Friday, December 14, 2007

How do we interpret the State's whistleblower law?

If the Second Circuit is asked to decide a complicated issue of State law, it sometimes certifies the issue for the New York Court of Appeals, which then finds an answer and returns the case to the Second Circuit. This happens because State law claims can be raised in Federal court so long as the plaintiff also seeks relief under a Federal statute. On the assumption that the State's highest court is better qualified to intrepret State laws, the Second Circuit certifies some issues for which there is no easy answer.

That happened in Reddington v. Staten Island University Hospital, decided on November 14. The plaintiff brought an action under the Federal age discrimination law and the State whistleblower statute. The age discrimination claim dropped away from the suit, leaving only the whistleblower claim. The trial court dismissed the whistleblower claim and Reddington asked the Second Circuit to reinstate the claim. But the Circuit court is unable to do so, at least for now.

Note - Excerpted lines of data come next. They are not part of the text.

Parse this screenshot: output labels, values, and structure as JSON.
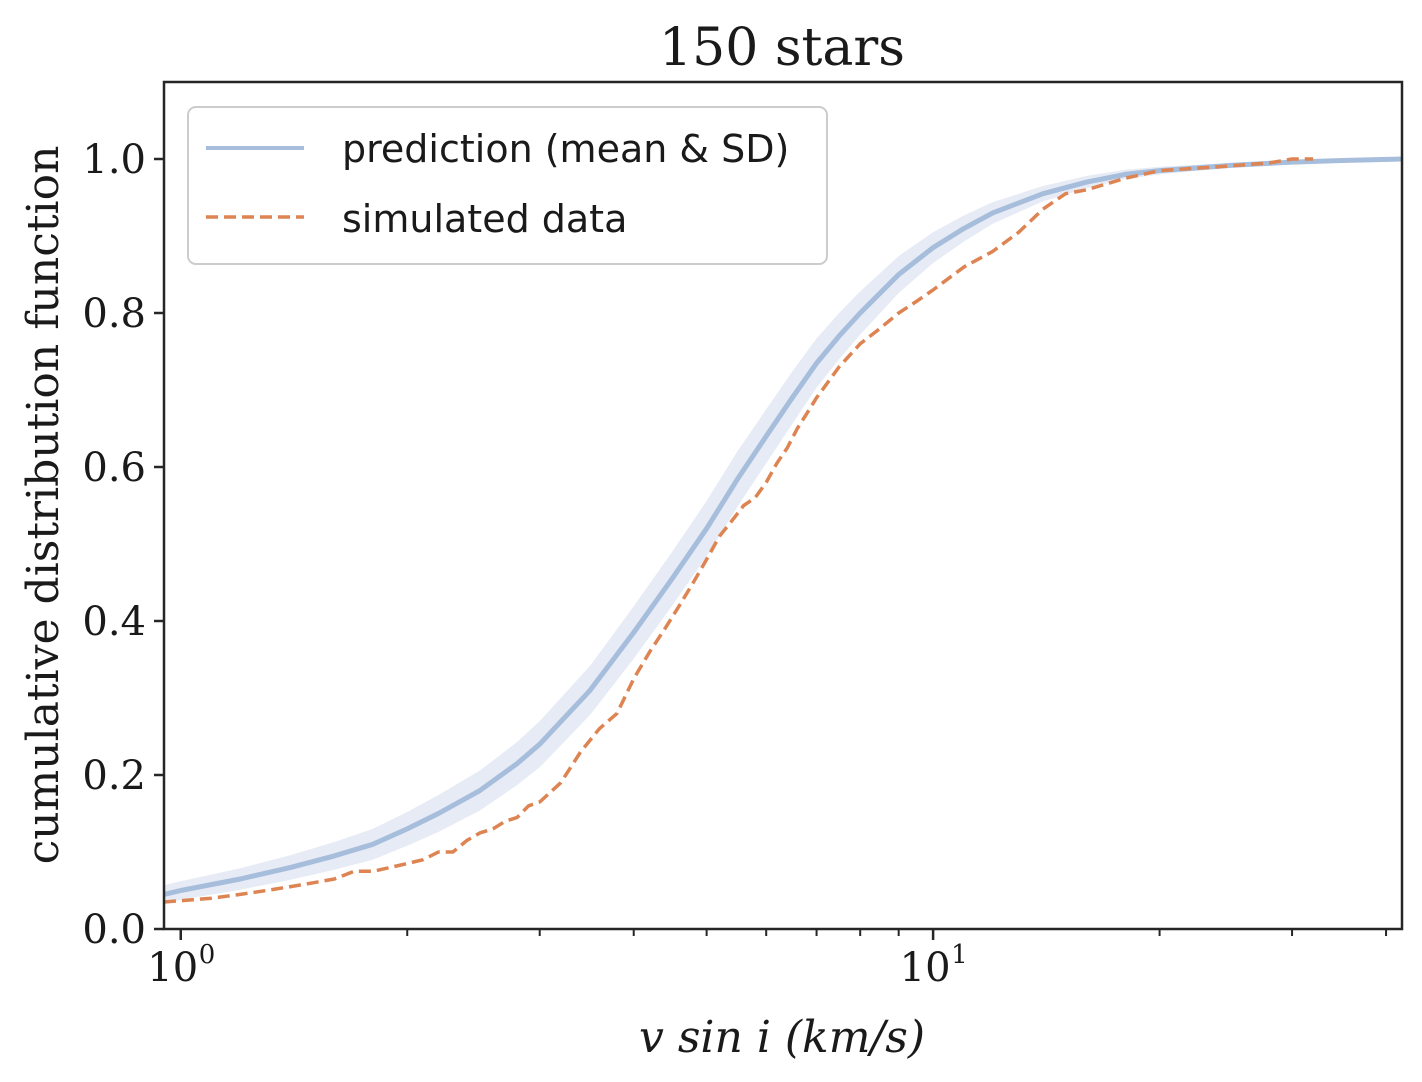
{
  "chart_data": {
    "type": "line",
    "title": "150 stars",
    "xlabel": "v sin i (km/s)",
    "ylabel": "cumulative distribution function",
    "xscale": "log",
    "xlim": [
      0.95,
      42
    ],
    "ylim": [
      0.0,
      1.1
    ],
    "y_ticks": [
      0.0,
      0.2,
      0.4,
      0.6,
      0.8,
      1.0
    ],
    "y_tick_labels": [
      "0.0",
      "0.2",
      "0.4",
      "0.6",
      "0.8",
      "1.0"
    ],
    "x_major_ticks": [
      1,
      10
    ],
    "x_tick_labels": [
      {
        "base": "10",
        "exp": "0"
      },
      {
        "base": "10",
        "exp": "1"
      }
    ],
    "x_minor_ticks": [
      2,
      3,
      4,
      5,
      6,
      7,
      8,
      9,
      20,
      30,
      40
    ],
    "grid": false,
    "legend_position": "top-left",
    "series": [
      {
        "name": "prediction (mean & SD)",
        "color": "#a6bddb",
        "band_color": "#e6ebf5",
        "style": "solid",
        "x": [
          0.95,
          1.0,
          1.2,
          1.4,
          1.6,
          1.8,
          2.0,
          2.2,
          2.5,
          2.8,
          3.0,
          3.5,
          4.0,
          4.5,
          5.0,
          5.5,
          6.0,
          6.5,
          7.0,
          7.5,
          8.0,
          9.0,
          10.0,
          11.0,
          12.0,
          14.0,
          16.0,
          18.0,
          20.0,
          25.0,
          30.0,
          35.0,
          42.0
        ],
        "y": [
          0.045,
          0.05,
          0.065,
          0.08,
          0.095,
          0.11,
          0.13,
          0.15,
          0.18,
          0.215,
          0.24,
          0.31,
          0.385,
          0.455,
          0.52,
          0.585,
          0.64,
          0.69,
          0.735,
          0.77,
          0.8,
          0.85,
          0.885,
          0.91,
          0.93,
          0.955,
          0.97,
          0.98,
          0.985,
          0.992,
          0.996,
          0.998,
          1.0
        ],
        "y_sd": [
          0.012,
          0.012,
          0.014,
          0.016,
          0.018,
          0.02,
          0.022,
          0.024,
          0.026,
          0.028,
          0.03,
          0.032,
          0.034,
          0.035,
          0.036,
          0.036,
          0.035,
          0.034,
          0.032,
          0.03,
          0.028,
          0.024,
          0.02,
          0.017,
          0.014,
          0.01,
          0.008,
          0.006,
          0.005,
          0.003,
          0.002,
          0.001,
          0.0
        ]
      },
      {
        "name": "simulated data",
        "color": "#dd8452",
        "style": "dashed",
        "x": [
          0.95,
          1.1,
          1.2,
          1.3,
          1.4,
          1.5,
          1.6,
          1.7,
          1.8,
          1.9,
          2.0,
          2.1,
          2.2,
          2.3,
          2.4,
          2.5,
          2.6,
          2.7,
          2.8,
          2.9,
          3.0,
          3.2,
          3.4,
          3.6,
          3.8,
          4.0,
          4.2,
          4.4,
          4.6,
          4.8,
          5.0,
          5.2,
          5.4,
          5.6,
          5.8,
          6.0,
          6.2,
          6.4,
          6.6,
          6.8,
          7.0,
          7.5,
          8.0,
          8.5,
          9.0,
          9.5,
          10.0,
          11.0,
          12.0,
          13.0,
          14.0,
          15.0,
          16.0,
          18.0,
          20.0,
          24.0,
          28.0,
          30.0,
          32.0
        ],
        "y": [
          0.035,
          0.04,
          0.045,
          0.05,
          0.055,
          0.06,
          0.065,
          0.075,
          0.075,
          0.08,
          0.085,
          0.09,
          0.1,
          0.1,
          0.115,
          0.125,
          0.13,
          0.14,
          0.145,
          0.16,
          0.165,
          0.19,
          0.23,
          0.26,
          0.28,
          0.325,
          0.36,
          0.39,
          0.42,
          0.45,
          0.48,
          0.51,
          0.53,
          0.55,
          0.56,
          0.58,
          0.605,
          0.625,
          0.65,
          0.67,
          0.69,
          0.73,
          0.76,
          0.78,
          0.8,
          0.815,
          0.83,
          0.86,
          0.88,
          0.905,
          0.935,
          0.955,
          0.96,
          0.975,
          0.985,
          0.99,
          0.995,
          1.0,
          1.0
        ]
      }
    ]
  }
}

The problem is that the New York whistleblower statute is not as broad as a Federal whistleblower claim that plaintiffs can bring against the government. These First Amendment claims allow the plaintiff to argue that she was fired for speaking out on matters of public concern. That option was not available to Reddington, so she sued under the State law. Under Labor Law sec. 741, an employer cannot, among other things, “take retaliatory action against any employee because the employee . . . discloses or threatens to disclose . . . an activity, policy or practice of the employer or agent that the employee, in good faith, reasonably believes constitutes improper quality of patient care.” The statute defines “employee” to mean “any person who performs health care services for and under the control and direction of any public or private employer which provides health care services for wages or other remuneration.”

Was Reddington covered under the statute? That is, was she an "employee"? As the Second Circuit noted, "It is not plain on the face of the statute whether health care services may include services beyond the provision of medical treatment." Reddington did not render medical treatment. The Court stated, "The term 'health care services' might be read to encompass, for example, a hospital’s pharmacist, who would likely learn if a doctor at the hospital was illegally prescribing medication, or even a hospital’s insurance claims processor. But the legislative history does not clearly indicate whether the definition extends to someone like Reddington whose job description includes functions such as: (1) “[c]oordinat[ing] and develop[ing] with Chief Medical Officer and appropriate medical personnel[] services to be offered to international patients”; (2) “[d]istribut[ing], collect[ing,] and analyz[ing] patient satisfaction questionnaires”; and (3) “[m]anag[ing] and train[ing] personnel providing translation services.”

The question of whether someone like Reddingon may invoke the protections of the whistleblower law has never been resolved by the New York Court of Appeals. Reluctant to pass judgment on this fresh legal issue, the Second Circuit sent it to the State's highest court for a ruling. Once the State Court of Appeals decides this question, the case returns to the Second Circuit, which can dispose of the appeal once and for all.